2. Le désir d'être actrice
Mais Marilyn Monroe ne se satisfait pas de cet amour superficiel et de cette gloire qu'elle pressent éphémère. Elle veut qu'on l'aime pour son intelligence, pour son âme, pour son talent d'actrice. La plus grande star du moment se faufile dans les derniers rangs des cours de Lee Strasberg à l'Actors Studio de New York et apprend son métier avec le dévouement appliqué d'une bûcheuse. Avec Sept Ans de réflexion (The Seven Year Itch, Billy Wilder, 1955), elle paraît pourtant continuer à exploiter le sillon charmeur des Hommes préfèrent les blondes. Le film est un immense succès, même si celui-ci trouve peut-être son origine dans un malentendu (la presse utilisa copieusement le plan, absent du film, où sa robe plissée s'enfle comme un parachute sous l'action du déplacement d'air d'une bouche de métro).

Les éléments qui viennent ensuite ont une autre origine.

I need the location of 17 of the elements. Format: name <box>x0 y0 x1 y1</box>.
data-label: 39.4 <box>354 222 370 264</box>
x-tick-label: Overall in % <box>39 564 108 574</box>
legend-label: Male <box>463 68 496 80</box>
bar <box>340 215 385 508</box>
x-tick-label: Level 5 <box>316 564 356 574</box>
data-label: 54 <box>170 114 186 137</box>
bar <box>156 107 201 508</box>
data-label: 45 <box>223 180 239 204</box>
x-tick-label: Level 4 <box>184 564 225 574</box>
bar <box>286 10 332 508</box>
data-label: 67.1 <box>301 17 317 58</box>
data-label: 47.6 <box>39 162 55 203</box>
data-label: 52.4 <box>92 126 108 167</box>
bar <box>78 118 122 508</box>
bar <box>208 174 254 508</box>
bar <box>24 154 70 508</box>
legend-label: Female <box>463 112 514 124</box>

Marilyn Monroe continue à travailler dur, à lire, à apprendre. En 1956, elle épouse l'écrivain Arthur Miller, symbole même de l'intellectuel américain, qui est alors mis au ban par le maccarthysme. C'est afin de prouver son talent d'actrice qu'elle utilise toute son influence pour que la Fox s'assure les droits de la pièce à succès de William Inge, Arrêt d'autobus (Bus Stop, Joshuah Logan, 1956). Le rôle de Chérie, artiste de cabaret minable qui n'a de cesse qu'un cow-boy un peu niais l'aime pour autre chose que ses formes, semble fait pour elle. L'actrice en fait un triomphe : qu'elle se montre avec un maquillage blafard sous les projecteurs violacés du cabaret, ou presque sans maquillage, coincée par une tempête de neige dans une taverne éloigné de tout, c'est bien l'âme du personnage qu'elle réussit à exprimer. Sa gestuelle fébrile, les trémolos de sa voix sont autant les siens que ceux du personnage.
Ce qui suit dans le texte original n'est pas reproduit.